PDF Bloat Investigation & Fix Cheatsheet
Setup (Mac)
brew install poppler # pdfinfo, pdfimages, pdffonts brew install qpdf brew install gs brew install mupdf # mutool brew install pdfcpu
Inspect PDF internals
General info
pdfinfo document.pdf
Metadata, page count, file size, optimization status
List images
pdfimages -list document.pdf
Check number, resolution, compression
List fonts
pdffonts document.pdf
See embedded fonts
Inspect objects
qpdf --show-object=279 document.pdf | head -40
View dictionary of a specific object
Extract raw stream data
qpdf --show-object=279 --raw-stream-data document.pdf > blob.bin file blob.bin
Confirm type of a large embedded stream (e.g. MOV, ZIP, ODP)
Shrinking PDFs
Ghostscript (flatten to what you see)
gs -sDEVICE=pdfwrite -dCompatibilityLevel=1.6 -dPDFSETTINGS=/screen \ -dNOPAUSE -dBATCH -sOutputFile=small.pdf document.pdf
Very small, low quality (72 dpi)
gs -sDEVICE=pdfwrite -dCompatibilityLevel=1.6 -dPDFSETTINGS=/ebook \ -dNOPAUSE -dBATCH -sOutputFile=small.pdf document.pdf
Medium quality (~150 dpi)
gs -sDEVICE=pdfwrite -dCompatibilityLevel=1.6 -dPDFSETTINGS=/printer \ -dNOPAUSE -dBATCH -sOutputFile=small.pdf document.pdf
High quality (~300 dpi), good balance
gs -sDEVICE=pdfwrite -dCompatibilityLevel=1.6 -dPDFSETTINGS=/prepress \ -dNOPAUSE -dBATCH -sOutputFile=small.pdf document.pdf
Very high quality (~600 dpi), larger size
qpdf (lossless rebuild from pages)
qpdf --split-pages=1 document.pdf page-%d.pdf qpdf --empty --pages page-*.pdf -- clean.pdf
Useful to drop catalog baggage, but fails if a page directly references a huge embedded file
pdfcpu (trim to page tree only)
pdfcpu trim -pages 1- -- document.pdf clean.pdf
Keeps only visible pages, lossless, but fails with embedded multimedia references
MuPDF
mutool clean -ggg document.pdf clean-mu.pdf 1-13
(Replace 13 with the number of pages in your PDF)

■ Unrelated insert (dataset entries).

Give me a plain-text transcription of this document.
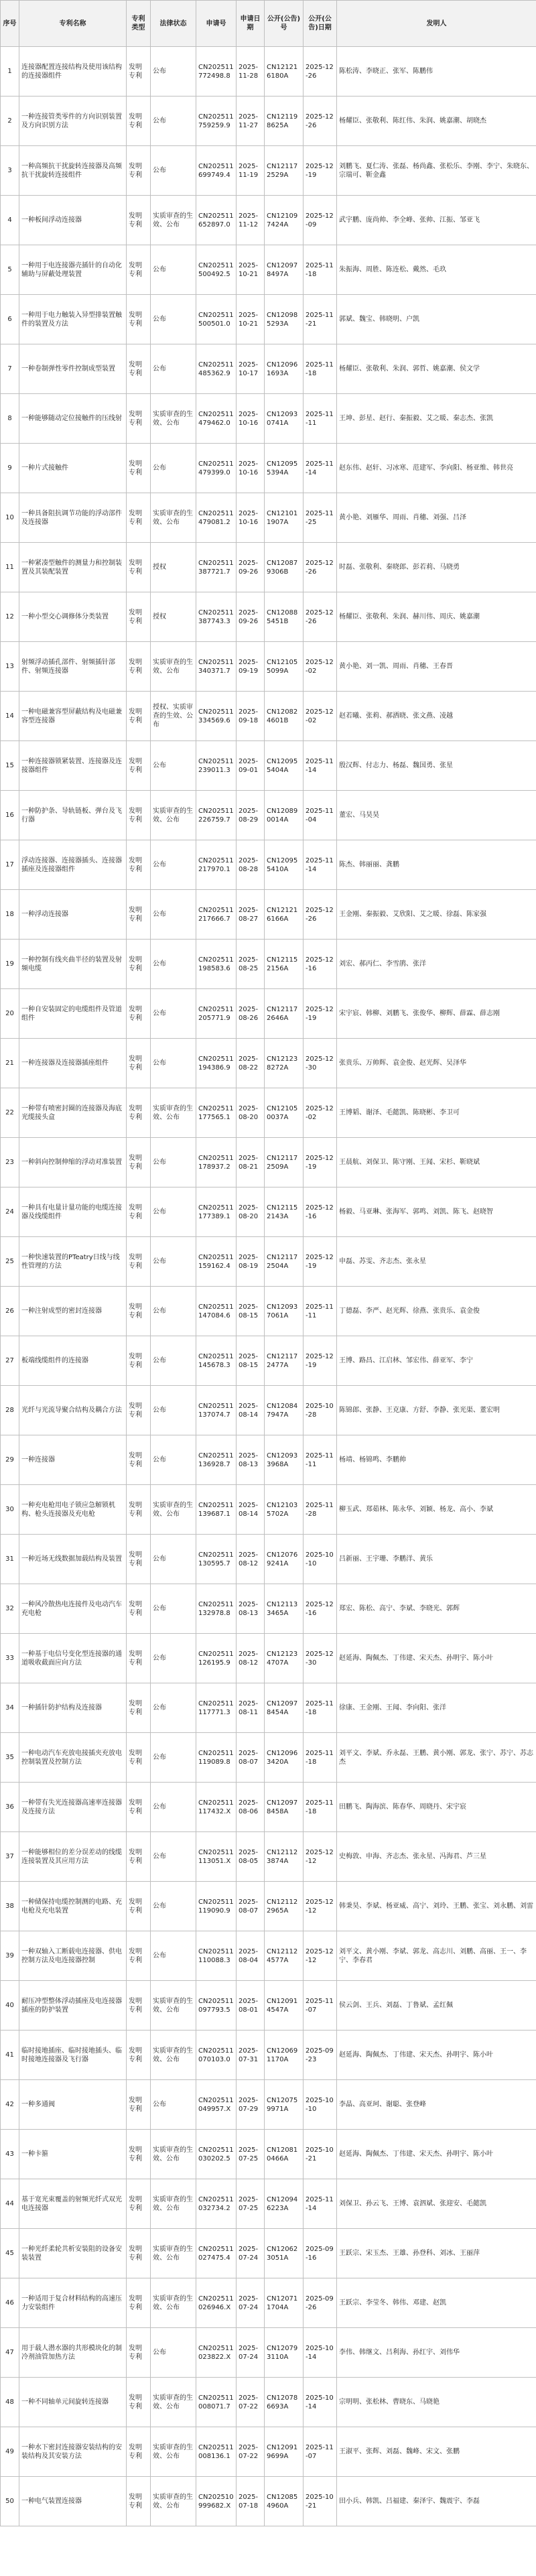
序号	专利名称	专利类型	法律状态	申请号	申请日期	公开(公告)号	公开(公告)日期	发明人
1	连接器配置连接结构及使用该结构的连接器组件	发明专利	公布	CN202511772498.8	2025-11-28	CN121216180A	2025-12-26	陈松涛、李晓正、张军、陈鹏伟
2	一种连接管类零件的方向识别装置及方向识别方法	发明专利	公布	CN202511759259.9	2025-11-27	CN121198625A	2025-12-26	杨耀臣、张敬利、陈红伟、朱润、姚嘉潮、胡晓杰
3	一种高频抗干扰旋转连接器及高频抗干扰旋转连接组件	发明专利	公布	CN202511699749.4	2025-11-19	CN121172529A	2025-12-19	刘鹏飞、夏仁涛、张磊、杨尚鑫、张松乐、李刚、李宁、朱晓东、宗瑞可、靳金鑫
4	一种板间浮动连接器	发明专利	实质审查的生效、公布	CN202511652897.0	2025-11-12	CN121097424A	2025-12-09	武宇鹏、庞尚帅、李全峰、张帅、江振、邹亚飞
5	一种用于电连接器壳插针的自动化辅助与屏蔽处理装置	发明专利	公布	CN202511500492.5	2025-10-21	CN120978497A	2025-11-18	朱振海、周胜、陈连松、戴然、毛玖
6	一种用于电力触装入异型排装置触件的装置及方法	发明专利	公布	CN202511500501.0	2025-10-21	CN120985293A	2025-11-21	郭斌、魏宝、韩晓明、户凯
7	一种卷制弹性零件控制成型装置	发明专利	公布	CN202511485362.9	2025-10-17	CN120961693A	2025-11-18	杨耀臣、张敬利、朱润、郭哲、姚嘉潮、侯文学
8	一种能够随动定位接触件的压线射	发明专利	实质审查的生效、公布	CN202511479462.0	2025-10-16	CN120930741A	2025-11-11	王坤、彭星、赵行、秦振毅、艾之暖、秦志杰、张凯
9	一种片式接触件	发明专利	公布	CN202511479399.0	2025-10-16	CN120955394A	2025-11-14	赵东伟、赵轩、习冰寒、范建军、李向阳、杨亚维、韩世亮
10	一种具备阻抗调节功能的浮动部件及连接器	发明专利	实质审查的生效、公布	CN202511479081.2	2025-10-16	CN121011907A	2025-11-25	黄小艳、刘雁华、周雨、肖穗、刘强、吕泽
11	一种紧凑型触件的测量力和控制装置及其装配装置	发明专利	授权	CN202511387721.7	2025-09-26	CN120879306B	2025-12-26	时磊、张敬利、秦晓郎、彭若莉、马晓勇
12	一种小型交心调修体分类装置	发明专利	授权	CN202511387743.3	2025-09-26	CN120885451B	2025-12-26	杨耀臣、张敬利、朱润、赫川伟、周庆、姚嘉潮
13	射频浮动插孔部件、射频插针部件、射频连接器	发明专利	实质审查的生效、公布	CN202511340371.7	2025-09-19	CN121055099A	2025-12-02	黄小艳、刘一凯、周雨、肖穗、王春晋
14	一种电磁兼容型屏蔽结构及电磁兼容型连接器	发明专利	授权、实质审查的生效、公布	CN202511334569.6	2025-09-18	CN120824601B	2025-12-02	赵若曦、张莉、郝洒晓、张文燕、凌越
15	一种连接器锁紧装置、连接器及连接器组件	发明专利	公布	CN202511239011.3	2025-09-01	CN120955404A	2025-11-14	殷汉辉、付志力、杨磊、魏国勇、张星
16	一种防护条、导轨链板、弹台及飞行器	发明专利	实质审查的生效、公布	CN202511226759.7	2025-08-29	CN120890014A	2025-11-04	董宏、马昊昊
17	浮动连接器、连接器插头、连接器插座及连接器组件	发明专利	公布	CN202511217970.1	2025-08-28	CN120955410A	2025-11-14	陈杰、韩丽丽、龚鹏
18	一种浮动连接器	发明专利	公布	CN202511217666.7	2025-08-27	CN121216166A	2025-12-26	王金刚、秦振毅、艾欣阳、艾之暖、徐磊、陈家强
19	一种控制有线夹曲半径的装置及射频电缆	发明专利	公布	CN202511198583.6	2025-08-25	CN121152156A	2025-12-16	刘宏、郝丙仁、李雪鹃、张洋
20	一种自安装固定的电缆组件及管道组件	发明专利	公布	CN202511205771.9	2025-08-26	CN121172646A	2025-12-19	宋宇宸、韩柳、刘鹏飞、张俊华、柳辉、薛霖、薛志刚
21	一种连接器及连接器插座组件	发明专利	公布	CN202511194386.9	2025-08-22	CN121238272A	2025-12-30	张贵乐、万帅辉、袁金俊、赵光辉、吴泽华
22	一种带有喷密封圈的连接器及海底光缆接头盒	发明专利	实质审查的生效、公布	CN202511177565.1	2025-08-20	CN121050037A	2025-12-02	王博韬、谢泽、毛懿凯、陈晓彬、李卫可
23	一种斜向控制伸缩的浮动对准装置	发明专利	公布	CN202511178937.2	2025-08-21	CN121172509A	2025-12-19	王晨航、刘保卫、陈守刚、王闻、宋杉、靳晓斌
24	一种具有电量计量功能的电缆连接器及线缆组件	发明专利	公布	CN202511177389.1	2025-08-20	CN121152143A	2025-12-16	杨毅、马亚琳、张海军、郭鸣、刘凯、陈飞、赵晓智
25	一种快速装置的PTeatry日线与线性管理的方法	发明专利	公布	CN202511159162.4	2025-08-19	CN121172504A	2025-12-19	申磊、苏雯、齐志杰、张永星
26	一种注射成型的密封连接器	发明专利	公布	CN202511147084.6	2025-08-15	CN120937061A	2025-11-11	丁德磊、李严、赵光辉、徐燕、张贵乐、袁金俊
27	板端线缆组件的连接器	发明专利	公布	CN202511145678.3	2025-08-15	CN121172477A	2025-12-19	王博、路昌、江启林、邹宏伟、薛亚军、李宁
28	光纤与光流导聚合结构及耦合方法	发明专利	公布	CN202511137074.7	2025-08-14	CN120847947A	2025-10-28	陈锦郎、张静、王克康、方舒、李静、张光渠、董宏明
29	一种连接器	发明专利	公布	CN202511136928.7	2025-08-13	CN120933968A	2025-11-11	杨靖、杨锦鸣、李鹏帅
30	一种充电枪用电子锁应急解锁机构、枪头连接器及充电枪	发明专利	实质审查的生效、公布	CN202511139687.1	2025-08-14	CN121035702A	2025-11-28	柳玉武、郑茹林、陈永华、刘颖、杨龙、高小、李斌
31	一种近场无线数据加载结构及装置	发明专利	公布	CN202511130595.7	2025-08-12	CN120769241A	2025-10-10	吕新丽、王宇珊、李鹏洋、黄乐
32	一种风冷散热电连接件及电动汽车充电枪	发明专利	公布	CN202511132978.8	2025-08-13	CN121133465A	2025-12-16	郑宏、陈松、高宁、李斌、李晓光、郭辉
33	一种基于电信号变化型连接器的通道吸收截面应向方法	发明专利	公布	CN202511126195.9	2025-08-12	CN121234707A	2025-12-30	赵延海、陶佩杰、丁伟建、宋天杰、孙明宇、陈小叶
34	一种插针防护结构及连接器	发明专利	公布	CN202511117771.3	2025-08-11	CN120978454A	2025-11-18	徐康、王金刚、王闻、李向阳、张洋
35	一种电动汽车充放电接插夹充放电控制装置及控制方法	发明专利	公布	CN202511119089.8	2025-08-07	CN120963420A	2025-11-18	刘平文、李斌、乔永磊、王鹏、黄小刚、郭龙、张宁、苏宁、苏志杰
36	一种带有失光连接器高速率连接器及连接方法	发明专利	公布	CN202511117432.X	2025-08-06	CN120978458A	2025-11-18	田鹏飞、陶海滨、陈春华、周晓丹、宋宇宸
37	一种能够相位的差分误差动的线缆连接装置及其应用方法	发明专利	公布	CN202511113051.X	2025-08-05	CN121123874A	2025-12-12	史梅敦、申海、齐志杰、张永星、冯海君、芦三星
38	一种储保持电缆控制测的电路、充电枪及充电装置	发明专利	公布	CN202511119090.9	2025-08-07	CN121122965A	2025-12-12	韩秉昊、李斌、杨亚威、高宁、刘玲、王鹏、张宝、刘永鹏、刘雷
39	一种双轴入工断载电连接器、供电控制方法及电连接器控制	发明专利	公布	CN202511110088.3	2025-08-04	CN121124577A	2025-12-12	刘平文、黄小刚、李斌、郭龙、高志川、刘鹏、高丽、王一、李宁、李春君
40	耐压冲型整体浮动插座及电连接器插座的防护装置	发明专利	实质审查的生效、公布	CN202511097793.5	2025-08-01	CN120914547A	2025-11-07	侯云剑、王兵、刘磊、丁鲁斌、孟红佩
41	临时接地插座、临时接地插头、临时接地连接器及飞行器	发明专利	实质审查的生效、公布	CN202511070103.0	2025-07-31	CN120691170A	2025-09-23	赵延海、陶佩杰、丁伟建、宋天杰、孙明宇、陈小叶
42	一种多通阀	发明专利	公布	CN202511049957.X	2025-07-29	CN120759971A	2025-10-10	李晶、高亚珂、谢聪、张登峰
43	一种卡箍	发明专利	实质审查的生效、公布	CN202511030202.5	2025-07-25	CN120810466A	2025-10-21	赵延海、陶佩杰、丁伟建、宋天杰、孙明宇、陈小叶
44	基于宽光束覆盖的射频光纤式双光电连接器	发明专利	实质审查的生效、公布	CN202511032734.2	2025-07-25	CN120946223A	2025-11-14	刘保卫、孙云飞、王博、袁泗斌、张迎安、毛懿凯
45	一种光纤柔轮共析安装阻的设备安装装置	发明专利	实质审查的生效、公布	CN202511027475.4	2025-07-24	CN120623051A	2025-09-16	王跃宗、宋玉杰、王雄、孙登科、刘冰、王丽萍
46	一种适用于复合材料结构的高速压力安装组件	发明专利	实质审查的生效、公布	CN202511026946.X	2025-07-24	CN120711704A	2025-09-26	王跃宗、李莹冬、韩伟、邓建、赵凯
47	用于载人潜水器的共形模块化的制冷剂油管加热方法	发明专利	公布	CN202511023822.X	2025-07-24	CN120793110A	2025-10-14	李伟、韩继文、吕利海、孙红宇、刘伟华
48	一种不同轴单元间旋转连接器	发明专利	实质审查的生效、公布	CN202511008071.7	2025-07-22	CN120786693A	2025-10-14	宗明明、张松林、曹晓东、马晓艳
49	一种水下密封连接器安装结构的安装结构及其安装方法	发明专利	实质审查的生效、公布	CN202511008136.1	2025-07-22	CN120919699A	2025-11-07	王淑平、张辉、刘磊、魏峰、宋文、张鹏
50	一种电气装置连接器	发明专利	实质审查的生效、公布	CN202510999682.X	2025-07-18	CN120854960A	2025-10-21	田小兵、韩凯、吕福建、秦泽宇、魏震宇、李磊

Aggressive garbage collection & deduplication
LibreOffice export best practices
- Untick “Create hybrid file (embed ODF file)”
- Tick “Archive PDF/A-1a”
- Remove or replace video objects with screenshots before exporting
Prevents hidden ODP/MOV files from inflating PDF size
Rules of thumb
- Only want visible content: Ghostscript (/ebook or /printer)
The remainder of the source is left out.